The cover story from this month’s Atlantic is deeply depressing. And, I can tell you from my (comparatively) brief experience with unemployment, based on a very real psychological phenomenon.
Back after The Wife and I moved to Tennessee and discovered that what we’d thought was the promise of a good job was actually nothing but hospitality, it took a long time for me to find new work. Not having productive work and not contributing much to the household led me to sink into a pretty deep funk, from which I had difficulty summoning the energy and hope to go out and take the necessary pro-active steps to get out from underneath our problems.
And it took a toll on my marriage; The Wife and I had many more conflicts, and much more serious conflicts, than we had at any other point in our relationship either before or since. We managed to stay together and get through our tough time, and now hopefully we have the roughest waters behind us. At least, now I can have the optimism to seriously think such a thing even if the realist within me knows that there are no guarantees about anything important in this life other than that it will eventually end. After many years together, I’ve never felt closer or more in love with my wife than I am now and I’m certain that both of us having productive careers and a sufficient level of material comfort is a factor in that. But I remember what it was like when things went unexpectedly bad and how frustrating it was to feel like we were powerless to change them, so when I read in the Atlantic that prolonged unemployment can cause significant and lasting effects on family dynamics, it doesn’t take much convincing at all to tell me that this is something real.

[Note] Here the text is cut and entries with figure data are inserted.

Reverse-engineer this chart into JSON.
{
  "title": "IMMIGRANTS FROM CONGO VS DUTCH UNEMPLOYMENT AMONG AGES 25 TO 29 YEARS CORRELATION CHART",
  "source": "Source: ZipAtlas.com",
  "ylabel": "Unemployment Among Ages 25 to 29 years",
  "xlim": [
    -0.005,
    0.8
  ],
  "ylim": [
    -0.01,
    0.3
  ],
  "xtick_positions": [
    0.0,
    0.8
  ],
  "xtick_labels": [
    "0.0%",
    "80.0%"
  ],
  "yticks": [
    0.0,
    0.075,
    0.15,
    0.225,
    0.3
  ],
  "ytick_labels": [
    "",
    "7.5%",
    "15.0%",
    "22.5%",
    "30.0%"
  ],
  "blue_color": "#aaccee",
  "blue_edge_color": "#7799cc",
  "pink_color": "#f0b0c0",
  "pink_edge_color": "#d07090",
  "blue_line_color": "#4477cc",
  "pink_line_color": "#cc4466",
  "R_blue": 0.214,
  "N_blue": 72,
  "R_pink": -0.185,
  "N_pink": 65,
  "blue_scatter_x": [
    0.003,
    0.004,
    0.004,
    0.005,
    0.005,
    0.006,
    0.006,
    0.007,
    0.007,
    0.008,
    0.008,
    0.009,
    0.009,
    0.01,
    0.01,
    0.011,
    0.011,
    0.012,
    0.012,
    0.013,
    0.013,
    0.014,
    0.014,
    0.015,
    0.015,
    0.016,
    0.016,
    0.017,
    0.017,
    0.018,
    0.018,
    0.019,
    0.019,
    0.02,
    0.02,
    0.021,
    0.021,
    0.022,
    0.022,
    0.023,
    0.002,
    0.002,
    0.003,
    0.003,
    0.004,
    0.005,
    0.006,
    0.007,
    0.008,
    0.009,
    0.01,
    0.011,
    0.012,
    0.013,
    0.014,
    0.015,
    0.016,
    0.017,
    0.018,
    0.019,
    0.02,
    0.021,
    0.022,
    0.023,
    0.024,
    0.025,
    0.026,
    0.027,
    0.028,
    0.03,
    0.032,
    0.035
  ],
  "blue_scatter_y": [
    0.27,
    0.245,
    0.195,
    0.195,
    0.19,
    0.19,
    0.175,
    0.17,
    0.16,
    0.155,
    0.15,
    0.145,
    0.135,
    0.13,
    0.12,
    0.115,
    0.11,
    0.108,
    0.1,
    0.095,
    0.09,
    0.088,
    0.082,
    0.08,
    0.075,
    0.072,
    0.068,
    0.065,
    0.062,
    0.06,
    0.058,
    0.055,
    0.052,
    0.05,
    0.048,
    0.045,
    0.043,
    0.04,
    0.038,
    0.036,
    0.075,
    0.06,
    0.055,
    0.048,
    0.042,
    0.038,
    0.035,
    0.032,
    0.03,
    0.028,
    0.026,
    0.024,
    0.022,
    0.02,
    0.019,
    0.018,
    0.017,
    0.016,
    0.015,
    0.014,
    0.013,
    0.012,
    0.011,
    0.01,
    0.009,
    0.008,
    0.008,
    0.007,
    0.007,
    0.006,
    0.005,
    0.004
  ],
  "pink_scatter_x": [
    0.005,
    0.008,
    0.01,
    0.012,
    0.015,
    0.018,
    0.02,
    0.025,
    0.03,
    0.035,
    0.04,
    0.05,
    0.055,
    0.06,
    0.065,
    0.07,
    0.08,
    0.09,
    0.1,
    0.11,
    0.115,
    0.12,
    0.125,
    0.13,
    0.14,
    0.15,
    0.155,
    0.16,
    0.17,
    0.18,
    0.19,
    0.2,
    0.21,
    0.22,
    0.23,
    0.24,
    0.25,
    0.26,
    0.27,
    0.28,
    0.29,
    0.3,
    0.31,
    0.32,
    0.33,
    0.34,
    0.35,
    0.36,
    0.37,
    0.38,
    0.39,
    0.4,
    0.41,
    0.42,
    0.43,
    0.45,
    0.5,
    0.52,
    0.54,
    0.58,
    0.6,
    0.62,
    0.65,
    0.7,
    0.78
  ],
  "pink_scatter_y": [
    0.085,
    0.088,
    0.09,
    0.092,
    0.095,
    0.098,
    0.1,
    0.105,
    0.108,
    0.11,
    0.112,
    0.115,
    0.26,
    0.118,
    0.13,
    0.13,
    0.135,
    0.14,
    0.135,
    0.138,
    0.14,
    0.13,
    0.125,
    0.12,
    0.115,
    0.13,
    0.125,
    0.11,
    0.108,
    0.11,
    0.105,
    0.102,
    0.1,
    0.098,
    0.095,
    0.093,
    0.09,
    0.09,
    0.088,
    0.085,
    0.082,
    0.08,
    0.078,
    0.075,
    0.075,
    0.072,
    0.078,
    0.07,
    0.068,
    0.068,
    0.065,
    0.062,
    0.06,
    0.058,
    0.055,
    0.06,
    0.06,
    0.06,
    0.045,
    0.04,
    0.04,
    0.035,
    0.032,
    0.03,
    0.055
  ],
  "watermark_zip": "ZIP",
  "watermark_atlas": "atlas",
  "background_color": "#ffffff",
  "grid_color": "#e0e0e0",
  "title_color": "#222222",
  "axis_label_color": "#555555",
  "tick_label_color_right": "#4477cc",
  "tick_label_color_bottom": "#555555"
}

I’m also reminded of an old discussion from a few years ago at the firm. One of the attorneys had read that there is a seventy to eighty year “long cycle” in economics, which the author of the book thought was approaching its end. The end of the previous long cycle was the Great Depression beginning in 1929, and before it, the Crash of 1873, which led to a six-year depression and a wobbly economy for a twenty-five years after that, and the long cycle that at the time was thought to be coming to an end would have started a few years afterwards. I sure hope we aren’t re-creating 1873. Re-creating 1929 would be bad enough.

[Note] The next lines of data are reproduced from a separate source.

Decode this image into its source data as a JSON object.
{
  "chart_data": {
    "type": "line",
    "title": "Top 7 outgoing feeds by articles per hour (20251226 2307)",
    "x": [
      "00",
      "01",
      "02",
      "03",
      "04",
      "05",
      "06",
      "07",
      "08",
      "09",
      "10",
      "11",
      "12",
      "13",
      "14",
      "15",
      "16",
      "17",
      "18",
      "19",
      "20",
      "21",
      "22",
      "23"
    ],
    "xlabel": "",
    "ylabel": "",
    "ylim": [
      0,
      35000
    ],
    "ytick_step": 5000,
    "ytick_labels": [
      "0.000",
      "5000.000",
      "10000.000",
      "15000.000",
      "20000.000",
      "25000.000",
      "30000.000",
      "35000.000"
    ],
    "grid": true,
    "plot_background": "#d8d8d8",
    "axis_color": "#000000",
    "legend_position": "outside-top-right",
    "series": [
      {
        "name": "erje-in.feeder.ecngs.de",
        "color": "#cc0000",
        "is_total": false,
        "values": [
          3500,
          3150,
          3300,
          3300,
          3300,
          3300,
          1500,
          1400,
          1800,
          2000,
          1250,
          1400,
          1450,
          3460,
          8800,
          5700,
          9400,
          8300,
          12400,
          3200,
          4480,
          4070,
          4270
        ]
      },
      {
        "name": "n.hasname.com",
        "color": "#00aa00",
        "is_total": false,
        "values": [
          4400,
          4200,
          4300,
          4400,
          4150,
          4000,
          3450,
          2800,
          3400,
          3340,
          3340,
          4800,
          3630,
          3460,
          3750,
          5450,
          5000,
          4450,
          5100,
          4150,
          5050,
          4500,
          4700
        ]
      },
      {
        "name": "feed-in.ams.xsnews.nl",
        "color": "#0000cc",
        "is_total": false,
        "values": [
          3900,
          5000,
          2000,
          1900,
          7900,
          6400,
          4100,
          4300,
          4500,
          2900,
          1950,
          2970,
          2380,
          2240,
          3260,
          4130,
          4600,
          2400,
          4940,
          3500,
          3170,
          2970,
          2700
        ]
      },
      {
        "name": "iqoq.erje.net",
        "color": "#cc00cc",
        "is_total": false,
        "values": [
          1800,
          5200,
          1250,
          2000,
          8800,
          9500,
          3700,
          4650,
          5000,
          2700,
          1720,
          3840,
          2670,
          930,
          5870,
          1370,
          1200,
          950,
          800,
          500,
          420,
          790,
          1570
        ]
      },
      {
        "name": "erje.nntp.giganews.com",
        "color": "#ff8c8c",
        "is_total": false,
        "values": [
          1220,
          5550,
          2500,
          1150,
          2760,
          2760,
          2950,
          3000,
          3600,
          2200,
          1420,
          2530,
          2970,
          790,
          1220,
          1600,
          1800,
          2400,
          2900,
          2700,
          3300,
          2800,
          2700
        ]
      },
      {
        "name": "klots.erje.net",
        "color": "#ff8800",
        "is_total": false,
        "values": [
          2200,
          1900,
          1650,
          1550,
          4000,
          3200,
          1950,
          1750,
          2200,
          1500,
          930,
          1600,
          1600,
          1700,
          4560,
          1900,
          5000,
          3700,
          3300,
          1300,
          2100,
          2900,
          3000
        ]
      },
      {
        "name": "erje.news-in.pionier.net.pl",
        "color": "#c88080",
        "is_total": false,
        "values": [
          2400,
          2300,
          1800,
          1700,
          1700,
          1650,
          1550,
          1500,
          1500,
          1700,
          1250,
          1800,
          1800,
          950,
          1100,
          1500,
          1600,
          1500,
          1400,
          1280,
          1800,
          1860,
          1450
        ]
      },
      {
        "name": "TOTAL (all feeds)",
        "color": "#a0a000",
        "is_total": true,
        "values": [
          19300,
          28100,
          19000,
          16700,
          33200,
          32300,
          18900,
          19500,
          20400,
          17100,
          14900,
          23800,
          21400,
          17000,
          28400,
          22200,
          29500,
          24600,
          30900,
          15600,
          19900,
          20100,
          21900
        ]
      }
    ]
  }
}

Now, the bit in the Atlantic about how unemployment depresses one’s future earning arc may be true for most but unless you’re on a Biglaw career track, attorney incomes often rise and fall according to a set of rhythms within which simple employment longevity is often not a significant factor. But that’s more important in terms of setting long-term fiscal policy for the government than anything else; the marketplace will take care of consumers getting things like food and insurance even if incomes do not rise as much as they have for the previous generation.
What I’m saying is that it’s right to take a close look at the social effects of extended periods of unemployment. They’re real and they will change our society whether we like it or not.